Magic happens when your fingers start blazing over the keyboard, typing away words, drafting sentences, paragraph after paragraph. The first chapter of your Act One is finished and you feel like you’ve climbed a small hill, headed for the top of the mounting. You should be proud of this act of bravery, but then you give your First Chapter a read-through and you realize that you could have done a better job. Writers, after all, are some of the some self-criticizing creatures, dissecting and examining each word until their head spins and they’re ready to give up!
Resist the temptation to do that, instead follow my simple rules to draft a compelling First Chapter.

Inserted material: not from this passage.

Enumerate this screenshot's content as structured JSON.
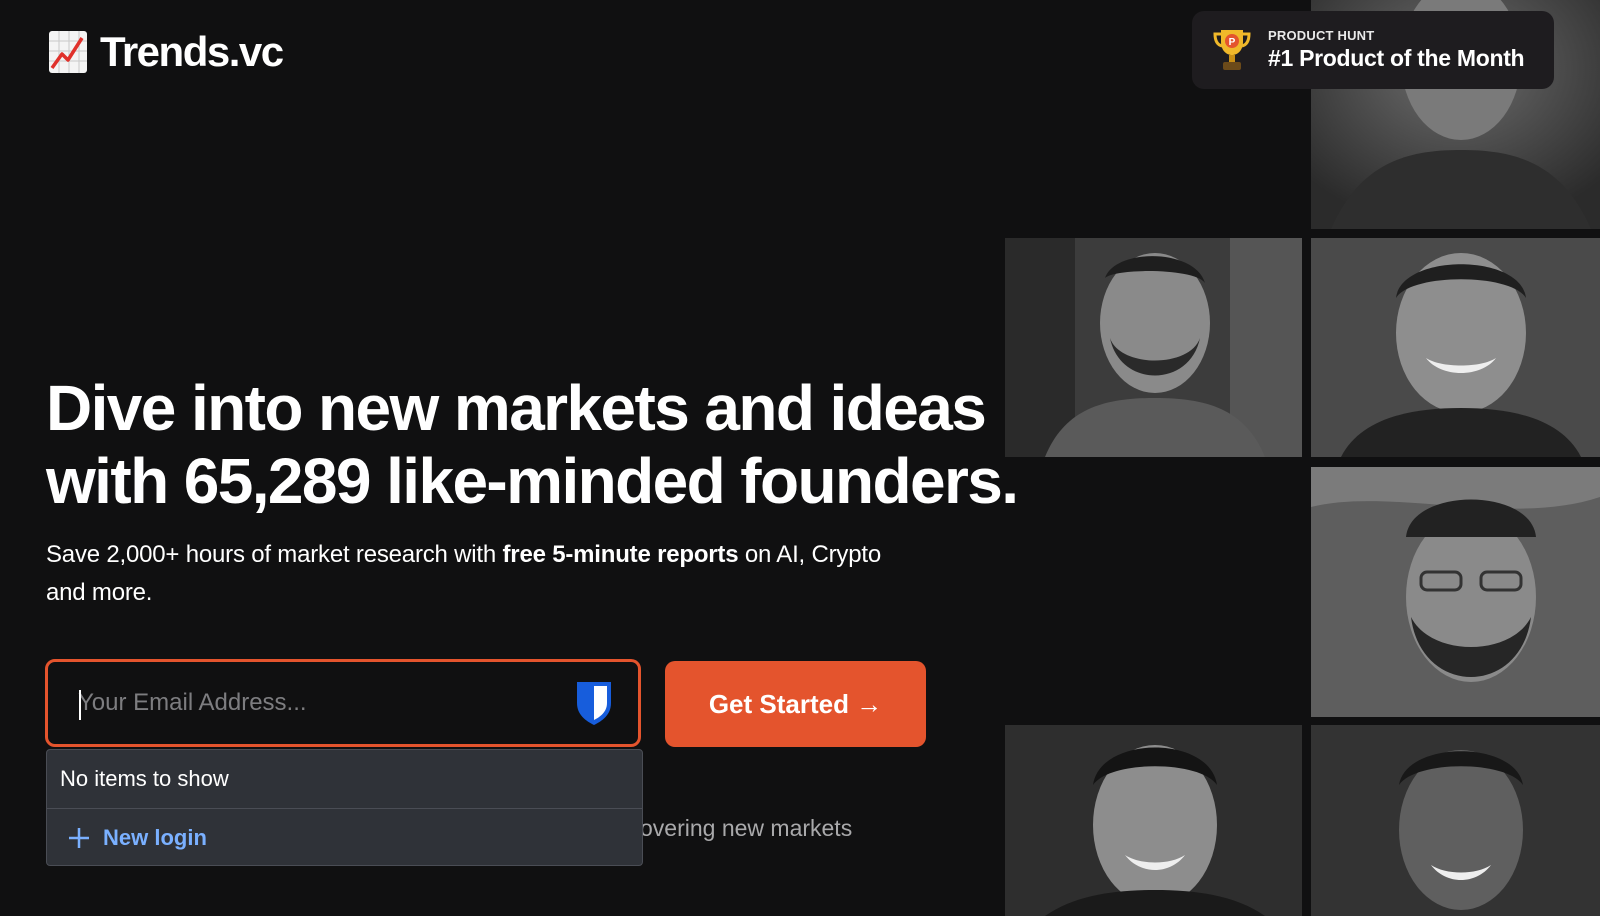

Let’s get the technical stuff out of the way first before we move on to being creative. What I mean by technical? For instance, one of the first thing you should decide is your point of view. Are you writing the book in first person, third, etc.? You get the point. By choosing early on how you’re going to write the story, it will help you how you draft the next chapters – all the way to the last page.
Now, since you’ve set the point of view, you can move on to introducing the main character, some description should be provided but be mindful not to give too many details.
Your plot and character’s story line should drive the reader to want more. Help the reader find the clues with your protagonist (if you’re writing a mystery/crime novel).
In the first chapter you should aim at setting the mood of how the rest of your book will unravel.
Before you begin writing, jot down some ideas, take basic notes, even create a visual board to draw inspiration from when you run into a writer’s block.